Defensoria tentou adiar a ação penal, mas a Primeira Turma manterá a análise nesta terça-feira
Por Ana Raquel |GNEWSUSA
O ministro Alexandre de Moraes, do Supremo Tribunal Federal (STF), rejeitou o pedido da Defensoria Pública da União (DPU) para adiar o julgamento da ação penal contra o ex-deputado federal Eduardo Bolsonaro. Com a decisão, o caso permanece na pauta da Primeira Turma da Corte nesta terça-feira (16).
A DPU, responsável pela defesa do ex-parlamentar, argumentou que o colegiado está incompleto após a rejeição, pelo Senado, da indicação de um novo ministro para ocupar a quinta vaga da turma. Atualmente, o grupo é composto pelos ministros Alexandre de Moraes, Flávio Dino, Cármen Lúcia e Cristiano Zanin.
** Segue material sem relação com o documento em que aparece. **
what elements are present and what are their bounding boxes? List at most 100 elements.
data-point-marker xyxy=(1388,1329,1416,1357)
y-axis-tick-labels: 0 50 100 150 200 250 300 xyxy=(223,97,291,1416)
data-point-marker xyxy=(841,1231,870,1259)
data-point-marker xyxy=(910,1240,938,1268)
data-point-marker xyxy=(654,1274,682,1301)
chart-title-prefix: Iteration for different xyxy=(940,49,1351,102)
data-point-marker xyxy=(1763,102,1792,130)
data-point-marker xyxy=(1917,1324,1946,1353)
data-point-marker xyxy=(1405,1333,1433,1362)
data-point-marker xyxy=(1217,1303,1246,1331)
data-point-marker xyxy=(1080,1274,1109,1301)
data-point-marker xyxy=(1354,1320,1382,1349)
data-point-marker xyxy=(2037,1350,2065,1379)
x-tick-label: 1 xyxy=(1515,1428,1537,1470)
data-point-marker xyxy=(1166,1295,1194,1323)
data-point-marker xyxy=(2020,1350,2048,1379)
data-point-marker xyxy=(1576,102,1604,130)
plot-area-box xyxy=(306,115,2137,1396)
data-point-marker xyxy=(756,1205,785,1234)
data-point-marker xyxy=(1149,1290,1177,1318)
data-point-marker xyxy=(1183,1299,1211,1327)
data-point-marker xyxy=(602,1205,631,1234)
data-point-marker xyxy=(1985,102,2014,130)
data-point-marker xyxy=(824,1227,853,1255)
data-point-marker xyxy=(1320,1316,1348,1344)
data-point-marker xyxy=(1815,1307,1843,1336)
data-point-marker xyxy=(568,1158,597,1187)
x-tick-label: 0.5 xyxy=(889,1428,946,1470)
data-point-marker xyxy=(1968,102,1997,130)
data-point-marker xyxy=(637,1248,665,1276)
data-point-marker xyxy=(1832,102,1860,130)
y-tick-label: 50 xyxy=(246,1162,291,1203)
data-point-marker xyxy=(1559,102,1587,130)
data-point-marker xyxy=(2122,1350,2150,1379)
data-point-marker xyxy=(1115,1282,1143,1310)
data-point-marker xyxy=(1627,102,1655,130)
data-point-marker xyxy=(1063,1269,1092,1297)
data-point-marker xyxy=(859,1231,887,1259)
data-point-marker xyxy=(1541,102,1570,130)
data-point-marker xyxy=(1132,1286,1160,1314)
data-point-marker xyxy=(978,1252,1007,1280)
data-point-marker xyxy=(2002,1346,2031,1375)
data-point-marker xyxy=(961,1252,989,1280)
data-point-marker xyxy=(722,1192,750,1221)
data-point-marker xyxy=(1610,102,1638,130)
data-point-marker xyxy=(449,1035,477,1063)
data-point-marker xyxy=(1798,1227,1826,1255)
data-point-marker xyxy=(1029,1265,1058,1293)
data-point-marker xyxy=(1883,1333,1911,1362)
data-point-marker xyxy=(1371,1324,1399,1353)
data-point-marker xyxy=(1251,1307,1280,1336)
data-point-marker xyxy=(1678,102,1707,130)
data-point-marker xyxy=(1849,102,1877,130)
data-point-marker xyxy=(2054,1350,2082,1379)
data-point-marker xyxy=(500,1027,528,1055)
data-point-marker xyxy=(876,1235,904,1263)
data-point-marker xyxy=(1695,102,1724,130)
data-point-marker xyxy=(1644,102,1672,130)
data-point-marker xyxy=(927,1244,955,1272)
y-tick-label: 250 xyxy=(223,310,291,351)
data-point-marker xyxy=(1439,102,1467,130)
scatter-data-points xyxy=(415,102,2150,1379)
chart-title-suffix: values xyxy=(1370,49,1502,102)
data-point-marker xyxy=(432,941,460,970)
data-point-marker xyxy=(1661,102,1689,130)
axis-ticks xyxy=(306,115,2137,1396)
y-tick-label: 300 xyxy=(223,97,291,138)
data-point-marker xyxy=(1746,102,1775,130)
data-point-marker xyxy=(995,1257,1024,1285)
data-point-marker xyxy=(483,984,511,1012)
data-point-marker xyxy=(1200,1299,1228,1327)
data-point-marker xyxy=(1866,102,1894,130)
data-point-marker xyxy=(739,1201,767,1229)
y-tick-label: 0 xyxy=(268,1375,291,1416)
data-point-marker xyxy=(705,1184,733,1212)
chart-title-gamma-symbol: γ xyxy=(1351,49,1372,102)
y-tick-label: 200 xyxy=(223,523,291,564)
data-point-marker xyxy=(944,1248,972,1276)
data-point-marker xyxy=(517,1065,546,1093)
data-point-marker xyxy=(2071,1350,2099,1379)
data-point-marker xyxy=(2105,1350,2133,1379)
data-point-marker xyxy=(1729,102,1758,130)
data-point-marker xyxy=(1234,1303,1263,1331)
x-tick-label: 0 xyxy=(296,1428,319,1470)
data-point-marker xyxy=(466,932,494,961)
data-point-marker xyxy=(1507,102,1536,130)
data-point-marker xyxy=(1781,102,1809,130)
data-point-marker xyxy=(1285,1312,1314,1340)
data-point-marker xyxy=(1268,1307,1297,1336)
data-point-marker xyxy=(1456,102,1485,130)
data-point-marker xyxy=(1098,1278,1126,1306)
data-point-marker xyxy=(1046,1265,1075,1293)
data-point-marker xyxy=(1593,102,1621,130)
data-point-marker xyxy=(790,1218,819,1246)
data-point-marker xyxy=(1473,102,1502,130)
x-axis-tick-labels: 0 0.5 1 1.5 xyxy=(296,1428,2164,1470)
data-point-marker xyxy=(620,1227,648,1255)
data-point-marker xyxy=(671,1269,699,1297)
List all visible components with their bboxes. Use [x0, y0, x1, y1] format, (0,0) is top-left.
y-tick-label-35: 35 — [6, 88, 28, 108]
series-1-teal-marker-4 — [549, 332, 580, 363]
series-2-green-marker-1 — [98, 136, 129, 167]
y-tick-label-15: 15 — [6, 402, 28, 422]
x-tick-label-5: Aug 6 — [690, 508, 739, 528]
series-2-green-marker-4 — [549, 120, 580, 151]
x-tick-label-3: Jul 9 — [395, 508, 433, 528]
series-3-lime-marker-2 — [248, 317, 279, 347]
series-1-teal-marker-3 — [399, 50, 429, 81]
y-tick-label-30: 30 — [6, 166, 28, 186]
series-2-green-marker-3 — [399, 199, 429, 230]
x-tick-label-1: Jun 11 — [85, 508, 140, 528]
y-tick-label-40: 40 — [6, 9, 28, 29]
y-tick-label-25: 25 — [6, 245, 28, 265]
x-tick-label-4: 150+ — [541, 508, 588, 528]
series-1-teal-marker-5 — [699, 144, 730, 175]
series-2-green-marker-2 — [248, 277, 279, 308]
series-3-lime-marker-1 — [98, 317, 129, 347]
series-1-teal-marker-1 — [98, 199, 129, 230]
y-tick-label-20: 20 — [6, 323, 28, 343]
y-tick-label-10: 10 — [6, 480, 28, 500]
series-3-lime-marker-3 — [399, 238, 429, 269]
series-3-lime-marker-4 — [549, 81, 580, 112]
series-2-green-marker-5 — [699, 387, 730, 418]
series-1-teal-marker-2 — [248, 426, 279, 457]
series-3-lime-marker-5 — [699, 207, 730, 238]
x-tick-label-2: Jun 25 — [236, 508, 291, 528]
Ao negar o pedido, Moraes afirmou que não há qualquer irregularidade na continuidade do julgamento e destacou que o regimento interno do STF determina que a ação permaneça no colegiado responsável pelo relator do caso.
Defesa pediu adiamento
A solicitação da Defensoria Pública foi baseada no entendimento de que a ausência de um quinto integrante poderia comprometer a análise do processo. No entanto, o ministro considerou que a composição atual da Primeira Turma não impede a realização do julgamento.
Eduardo Bolsonaro não constituiu advogado particular para atuar na ação e, por isso, é representado pela DPU. No mês passado, ele também não participou do interrogatório marcado pelo Supremo. Como reside nos Estados Unidos, o depoimento seria realizado por videoconferência.
Acusação da PGR
Segundo denúncia apresentada pela Procuradoria-Geral da República (PGR), Eduardo Bolsonaro teria atuado junto a autoridades e representantes políticos dos Estados Unidos para pressionar instituições brasileiras durante as investigações relacionadas aos atos antidemocráticos e à suposta tentativa de golpe de Estado.
A acusação sustenta que o ex-deputado buscou apoio internacional para promover medidas contra autoridades brasileiras e influenciar o andamento das investigações que envolviam seu pai, o ex-presidente Jair Bolsonaro.
A PGR enquadrou a conduta no crime de coação no curso do processo, cuja pena pode variar de um a quatro anos de prisão, podendo aumentar caso sejam reconhecidas circunstâncias agravantes.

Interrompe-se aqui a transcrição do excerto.